Who should be careful at high altitudes?

  • People with heart disease/lung successfully treated.
  • Pregnant women
  • Children
  • People with high blood pressure
  • People prone to apnea sleep.
  • People who have experienced HAPE or OCHA before.
  • Other issues to consider in the mountains are sunburn, temporary blindness caused by snow (ophthalmic) cold, and frost.

Treating Altitude Mountain Sickness

Descent is the best drug or in case of emergency of medical help, please get help of horse to descend down or helicopter rescue,
drink plenty of water and ascend slowly. Medicines can be used to reduce the severity of your symptoms, but it will not completely get rid of them. Tell your travel companions how you feel, even if your symptoms are mild – there's a danger your judgement may not be clear.
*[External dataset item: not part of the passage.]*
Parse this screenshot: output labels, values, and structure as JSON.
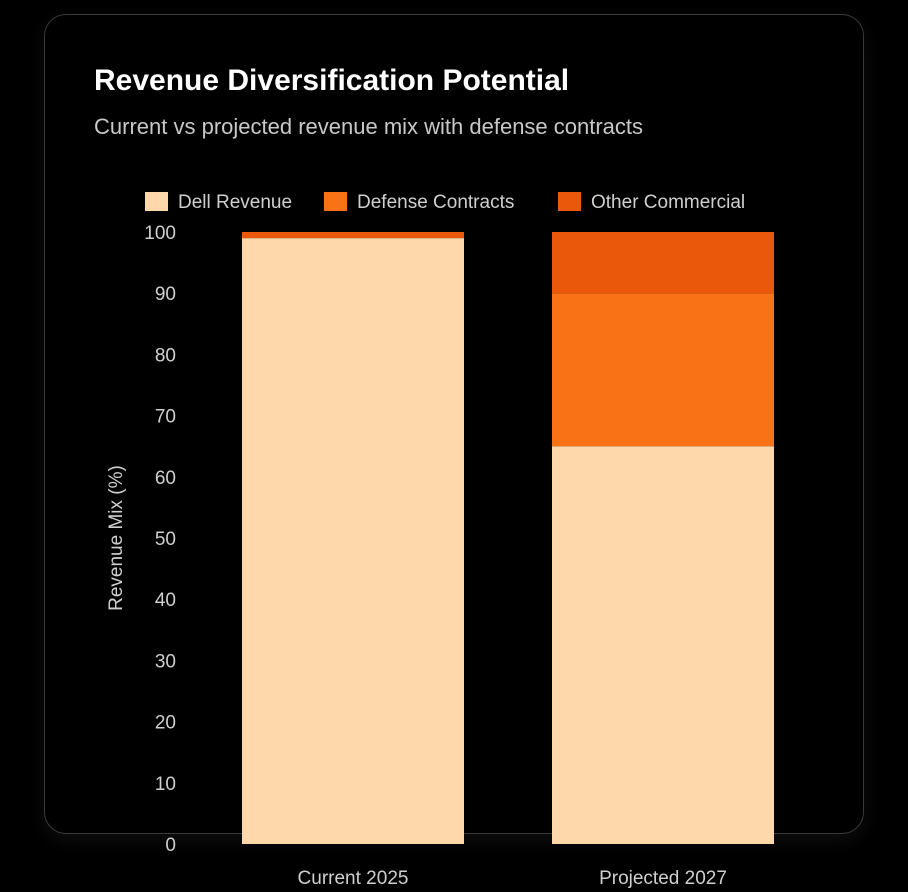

You can continue going up with care once you feel you have fully recovered.If

If you think you have altitude sickness

  • stop and rest where you are
  • do not go any higher for at least 24 to 48 hours
  • if you have a headache, take ibuprofen or paracetamol
  • if you feel sick, take an anti-sickness medicine, such as promethazine
  • make sure you're drinking enough water
  • do not smoke, drink alcohol, or exercise
  • Consider Diamox (125 to 250 mg 12-hourly) for 3 days, or for the rest of the time at altitude if symptoms return
  • Consider Stemetil (or other anti-vomiting medication) for continual nausea. 
  • If AMS symptoms are severe, give oxygen (1 to 2 L/min) OR use a pressure bag until symptoms clear
  • Check the victim on a regular basis for signs of HAPE and HACE, especially during the night
  • If symptoms of AMS do not improve or get worse, then descend  to clear symptoms (at least 500m/1640ft.)
  • If you do not feel any better after 24 hours, go down by at least 500m (about 1,600 feet).
  • Do not attempt to climb again until your symptoms have completely disappeared.
  • After 2 to 3 days, your body should have adjusted to the altitude and your symptoms should disappear.
  • See a doctor if your symptoms do not improve or get worse.
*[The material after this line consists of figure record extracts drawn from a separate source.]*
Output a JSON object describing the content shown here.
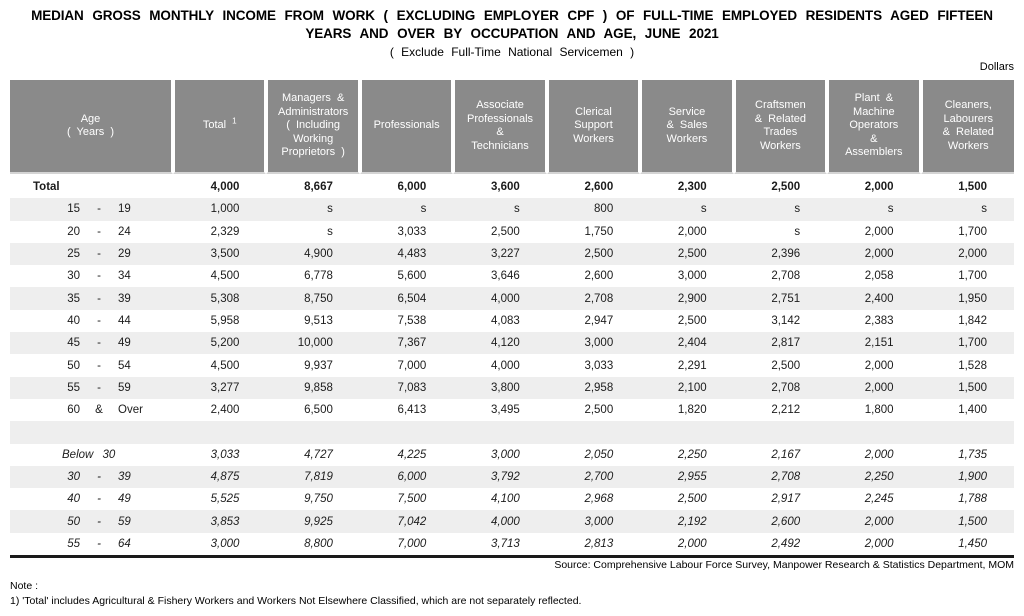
{
  "title": {
    "line1": "MEDIAN GROSS MONTHLY INCOME FROM WORK ( EXCLUDING EMPLOYER CPF ) OF FULL-TIME EMPLOYED RESIDENTS AGED FIFTEEN",
    "line2": "YEARS AND OVER BY OCCUPATION AND AGE, JUNE 2021",
    "line3": "( Exclude Full-Time National Servicemen )"
  },
  "units_label": "Dollars",
  "table": {
    "headers": [
      {
        "lines": [
          "Age",
          "( Years )"
        ]
      },
      {
        "lines": [
          "Total"
        ],
        "sup": "1"
      },
      {
        "lines": [
          "Managers &",
          "Administrators",
          "( Including",
          "Working",
          "Proprietors )"
        ]
      },
      {
        "lines": [
          "Professionals"
        ]
      },
      {
        "lines": [
          "Associate",
          "Professionals",
          "&",
          "Technicians"
        ]
      },
      {
        "lines": [
          "Clerical",
          "Support",
          "Workers"
        ]
      },
      {
        "lines": [
          "Service",
          "& Sales",
          "Workers"
        ]
      },
      {
        "lines": [
          "Craftsmen",
          "& Related",
          "Trades",
          "Workers"
        ]
      },
      {
        "lines": [
          "Plant &",
          "Machine",
          "Operators",
          "&",
          "Assemblers"
        ]
      },
      {
        "lines": [
          "Cleaners,",
          "Labourers",
          "& Related",
          "Workers"
        ]
      }
    ],
    "rows": [
      {
        "type": "total",
        "label": "Total",
        "values": [
          "4,000",
          "8,667",
          "6,000",
          "3,600",
          "2,600",
          "2,300",
          "2,500",
          "2,000",
          "1,500"
        ]
      },
      {
        "type": "range",
        "shade": true,
        "from": "15",
        "sep": "-",
        "to": "19",
        "values": [
          "1,000",
          "s",
          "s",
          "s",
          "800",
          "s",
          "s",
          "s",
          "s"
        ]
      },
      {
        "type": "range",
        "from": "20",
        "sep": "-",
        "to": "24",
        "values": [
          "2,329",
          "s",
          "3,033",
          "2,500",
          "1,750",
          "2,000",
          "s",
          "2,000",
          "1,700"
        ]
      },
      {
        "type": "range",
        "shade": true,
        "from": "25",
        "sep": "-",
        "to": "29",
        "values": [
          "3,500",
          "4,900",
          "4,483",
          "3,227",
          "2,500",
          "2,500",
          "2,396",
          "2,000",
          "2,000"
        ]
      },
      {
        "type": "range",
        "from": "30",
        "sep": "-",
        "to": "34",
        "values": [
          "4,500",
          "6,778",
          "5,600",
          "3,646",
          "2,600",
          "3,000",
          "2,708",
          "2,058",
          "1,700"
        ]
      },
      {
        "type": "range",
        "shade": true,
        "from": "35",
        "sep": "-",
        "to": "39",
        "values": [
          "5,308",
          "8,750",
          "6,504",
          "4,000",
          "2,708",
          "2,900",
          "2,751",
          "2,400",
          "1,950"
        ]
      },
      {
        "type": "range",
        "from": "40",
        "sep": "-",
        "to": "44",
        "values": [
          "5,958",
          "9,513",
          "7,538",
          "4,083",
          "2,947",
          "2,500",
          "3,142",
          "2,383",
          "1,842"
        ]
      },
      {
        "type": "range",
        "shade": true,
        "from": "45",
        "sep": "-",
        "to": "49",
        "values": [
          "5,200",
          "10,000",
          "7,367",
          "4,120",
          "3,000",
          "2,404",
          "2,817",
          "2,151",
          "1,700"
        ]
      },
      {
        "type": "range",
        "from": "50",
        "sep": "-",
        "to": "54",
        "values": [
          "4,500",
          "9,937",
          "7,000",
          "4,000",
          "3,033",
          "2,291",
          "2,500",
          "2,000",
          "1,528"
        ]
      },
      {
        "type": "range",
        "shade": true,
        "from": "55",
        "sep": "-",
        "to": "59",
        "values": [
          "3,277",
          "9,858",
          "7,083",
          "3,800",
          "2,958",
          "2,100",
          "2,708",
          "2,000",
          "1,500"
        ]
      },
      {
        "type": "range",
        "from": "60",
        "sep": "&",
        "to": "Over",
        "values": [
          "2,400",
          "6,500",
          "6,413",
          "3,495",
          "2,500",
          "1,820",
          "2,212",
          "1,800",
          "1,400"
        ]
      },
      {
        "type": "spacer",
        "shade": true
      },
      {
        "type": "single",
        "italic": true,
        "label": "Below 30",
        "values": [
          "3,033",
          "4,727",
          "4,225",
          "3,000",
          "2,050",
          "2,250",
          "2,167",
          "2,000",
          "1,735"
        ]
      },
      {
        "type": "range",
        "italic": true,
        "shade": true,
        "from": "30",
        "sep": "-",
        "to": "39",
        "values": [
          "4,875",
          "7,819",
          "6,000",
          "3,792",
          "2,700",
          "2,955",
          "2,708",
          "2,250",
          "1,900"
        ]
      },
      {
        "type": "range",
        "italic": true,
        "from": "40",
        "sep": "-",
        "to": "49",
        "values": [
          "5,525",
          "9,750",
          "7,500",
          "4,100",
          "2,968",
          "2,500",
          "2,917",
          "2,245",
          "1,788"
        ]
      },
      {
        "type": "range",
        "italic": true,
        "shade": true,
        "from": "50",
        "sep": "-",
        "to": "59",
        "values": [
          "3,853",
          "9,925",
          "7,042",
          "4,000",
          "3,000",
          "2,192",
          "2,600",
          "2,000",
          "1,500"
        ]
      },
      {
        "type": "range",
        "italic": true,
        "from": "55",
        "sep": "-",
        "to": "64",
        "values": [
          "3,000",
          "8,800",
          "7,000",
          "3,713",
          "2,813",
          "2,000",
          "2,492",
          "2,000",
          "1,450"
        ]
      }
    ]
  },
  "source": "Source:  Comprehensive Labour Force Survey, Manpower Research & Statistics Department, MOM",
  "note_label": "Note :",
  "note1": "1) 'Total' includes Agricultural & Fishery Workers and Workers Not Elsewhere Classified, which are not separately reflected.",
  "colors": {
    "header_bg": "#8a8a8a",
    "stripe": "#eeeeee",
    "bottom_rule": "#1a1a1a"
  }
}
Medications to bring while on high altitude trekking

Consider travelling with these medicines for altitude sickness

Following medicaitons are available from most travel clinics. You do not need a prescription to buy it.
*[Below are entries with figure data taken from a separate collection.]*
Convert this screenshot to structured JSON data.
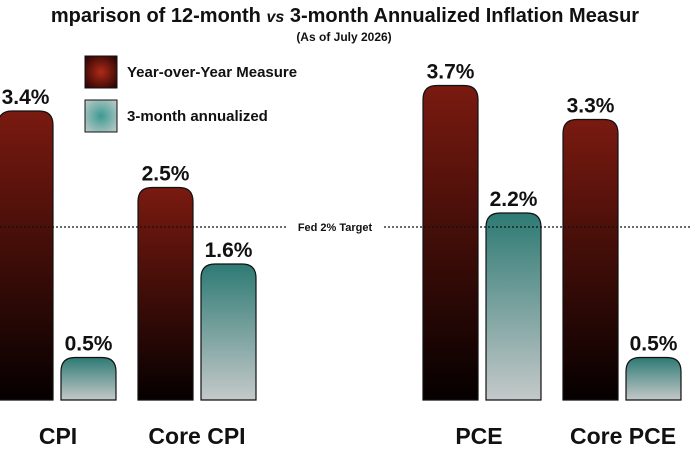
{
  "chart_data": {
    "type": "bar",
    "title_parts": [
      "mparison of 12-month ",
      "vs",
      " 3-month Annualized Inflation Measur"
    ],
    "subtitle": "(As of July 2026)",
    "categories": [
      "CPI",
      "Core CPI",
      "PCE",
      "Core PCE"
    ],
    "series": [
      {
        "name": "Year-over-Year Measure",
        "values": [
          3.4,
          2.5,
          3.7,
          3.3
        ],
        "labels": [
          "3.4%",
          "2.5%",
          "3.7%",
          "3.3%"
        ],
        "color_top": "#7a1a10",
        "color_bottom": "#050000"
      },
      {
        "name": "3-month annualized",
        "values": [
          0.5,
          1.6,
          2.2,
          0.5
        ],
        "labels": [
          "0.5%",
          "1.6%",
          "2.2%",
          "0.5%"
        ],
        "color_top": "#2e7a74",
        "color_bottom": "#c4c9c9"
      }
    ],
    "reference_line": {
      "value": 2.0,
      "label": "Fed 2% Target"
    },
    "ylim": [
      0,
      4.0
    ],
    "grid": false,
    "legend_position": "top-left"
  }
}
  • Nifedipine (ordinarily used to treat heart problems and high blood pressure)
  • Acetazolamide to prevent and treat high-altitude sickness ( Begin taking acetazolamide 1 to 2 days before you start to go up in altitude and continue to take it while going up)
  • Ibuprofen and paracetamol for headaches
  • Anti-sickness medicine, such as promethazine, for nausea
  • Descomethasone (an important drug to carry for emergency use).

You should still go up gradually and follow the prevention advice, including taking time to acclimatise, having regular rest days and drinking plenty of water. If you get symptoms of altitude sickness while taking above mentioned medicines, rest or go down until you feel better before going up again.

Useful notes

  • Do consider a porter for carrying your load if you are carrying to much or feel you are not capable carrying all your belongings comfortably when you are on a trek.
  • Make sure that you have proper travel insurance for high altitudes. Make sure that it cover for trekking at an high altitude which can cover your emergency evacuation in case of emergency (should cover helicopter rescue) 
  • If the symptoms of altitude sickness are ignored, they can lead to life-threatening conditions affecting the brain or lungs.